Hij had zeker nu voor 1 juli eenvoudig aan alle gemeenten kunnen doorgeven dat het verder onverstandig en ongewenst is om repressief integriteitsonderzoek bij incidenten nog aan commerciële partijen op te dragen. Het is de voorbije jaren immers seriematig bewezen dat daar integriteits-, kwaliteits- en herstelwaarborgen ontbreken voor zowel de gemeente als opdrachtgever als voor de onderzochte personen wiens belang of reputatie op het spel staat.
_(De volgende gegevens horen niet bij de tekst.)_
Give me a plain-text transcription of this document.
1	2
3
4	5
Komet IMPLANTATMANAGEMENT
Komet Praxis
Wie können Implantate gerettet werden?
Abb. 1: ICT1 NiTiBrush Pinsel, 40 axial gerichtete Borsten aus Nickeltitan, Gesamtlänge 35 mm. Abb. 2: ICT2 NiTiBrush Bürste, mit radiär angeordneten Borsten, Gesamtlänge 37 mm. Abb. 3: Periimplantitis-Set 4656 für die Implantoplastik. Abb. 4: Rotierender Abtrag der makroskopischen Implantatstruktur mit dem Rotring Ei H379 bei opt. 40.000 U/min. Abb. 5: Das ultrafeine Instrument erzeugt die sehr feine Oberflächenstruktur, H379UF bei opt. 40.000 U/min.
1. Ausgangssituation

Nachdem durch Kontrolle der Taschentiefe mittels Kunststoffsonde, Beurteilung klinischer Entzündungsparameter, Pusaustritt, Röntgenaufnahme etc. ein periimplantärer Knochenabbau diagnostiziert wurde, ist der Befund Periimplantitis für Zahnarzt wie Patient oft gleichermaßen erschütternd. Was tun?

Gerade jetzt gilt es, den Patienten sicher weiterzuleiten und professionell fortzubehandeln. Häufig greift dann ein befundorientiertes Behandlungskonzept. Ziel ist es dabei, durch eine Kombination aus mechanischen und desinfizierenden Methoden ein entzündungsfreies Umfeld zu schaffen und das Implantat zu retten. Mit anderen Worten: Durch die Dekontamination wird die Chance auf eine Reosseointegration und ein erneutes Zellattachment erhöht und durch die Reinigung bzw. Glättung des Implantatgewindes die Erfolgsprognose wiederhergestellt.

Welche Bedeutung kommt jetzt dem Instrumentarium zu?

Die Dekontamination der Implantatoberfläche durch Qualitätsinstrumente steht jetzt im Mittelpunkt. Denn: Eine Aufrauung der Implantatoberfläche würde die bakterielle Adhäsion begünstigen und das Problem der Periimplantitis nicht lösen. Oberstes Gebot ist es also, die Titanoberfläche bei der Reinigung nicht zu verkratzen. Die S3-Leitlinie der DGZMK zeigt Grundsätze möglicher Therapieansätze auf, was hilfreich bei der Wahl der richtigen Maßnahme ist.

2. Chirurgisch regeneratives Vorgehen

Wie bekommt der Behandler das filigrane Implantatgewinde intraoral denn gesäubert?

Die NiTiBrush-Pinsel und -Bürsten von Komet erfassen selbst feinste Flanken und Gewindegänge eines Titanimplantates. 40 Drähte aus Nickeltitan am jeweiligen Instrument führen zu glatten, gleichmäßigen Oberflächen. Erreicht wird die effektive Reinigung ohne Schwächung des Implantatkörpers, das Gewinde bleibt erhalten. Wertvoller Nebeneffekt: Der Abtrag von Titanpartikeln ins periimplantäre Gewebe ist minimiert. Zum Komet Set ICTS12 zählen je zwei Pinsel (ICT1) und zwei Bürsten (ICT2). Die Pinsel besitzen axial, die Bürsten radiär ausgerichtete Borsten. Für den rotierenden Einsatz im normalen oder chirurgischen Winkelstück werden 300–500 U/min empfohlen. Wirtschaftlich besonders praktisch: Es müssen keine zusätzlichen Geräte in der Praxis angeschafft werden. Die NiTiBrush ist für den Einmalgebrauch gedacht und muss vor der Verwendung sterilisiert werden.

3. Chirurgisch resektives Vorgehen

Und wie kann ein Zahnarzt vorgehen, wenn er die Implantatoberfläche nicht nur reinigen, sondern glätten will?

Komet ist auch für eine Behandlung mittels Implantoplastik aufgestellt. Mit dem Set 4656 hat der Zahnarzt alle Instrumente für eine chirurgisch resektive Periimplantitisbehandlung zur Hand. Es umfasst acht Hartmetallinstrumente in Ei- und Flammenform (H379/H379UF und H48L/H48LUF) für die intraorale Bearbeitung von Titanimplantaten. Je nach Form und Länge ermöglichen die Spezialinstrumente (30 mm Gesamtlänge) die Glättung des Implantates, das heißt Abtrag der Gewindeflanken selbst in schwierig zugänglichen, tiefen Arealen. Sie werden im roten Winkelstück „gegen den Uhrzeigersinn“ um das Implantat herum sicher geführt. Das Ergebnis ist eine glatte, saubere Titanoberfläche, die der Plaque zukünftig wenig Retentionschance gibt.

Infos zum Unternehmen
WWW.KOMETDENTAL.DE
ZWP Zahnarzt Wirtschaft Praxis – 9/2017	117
Het commercieel integriteitsonderzoek blijft een valkuil voor alle belanghebbenden. Het is nog niet gedaan met de kans op ongecertificeerd en ongecontroleerd, onzorgvuldig en ondeskundig tot zelfs niet-objectief en niet-integer integriteitsonderzoek... Bij een commercieel bureau, waar degene die betaalt bepaalt, blijft een subjectief integriteitrapport met grote onterecht gevolgen te koop als de nood aan de (politieke/bestuurlijke) mens is. Dat hebben we althans gezien in de periode die achter ons ligt. Zwaar fout.
De cowboypraktijken zijn na alle rommel-/ broddeldossiers nog niet definitief uit de wereld dus, maar hopelijk biedt het Huis in de praktijk toch voor alle gemeenten en belanghebbenden het veiligste onderdak door de hoogste onafhankelijkheid en expertise. Doordat er mensen werken die NIET te koop zijn. Als de bewoners en de mensen van het onderhoud even kritisch blijven als de bouwers dan moet het goed komen. Dan raakt vooral een bepaald ontspoord commercieel bureau langzaam maar zeker uitgerangeerd in repressieve trajecten. Geheel terecht. De straf van het rommelen en hannessen met integriteit.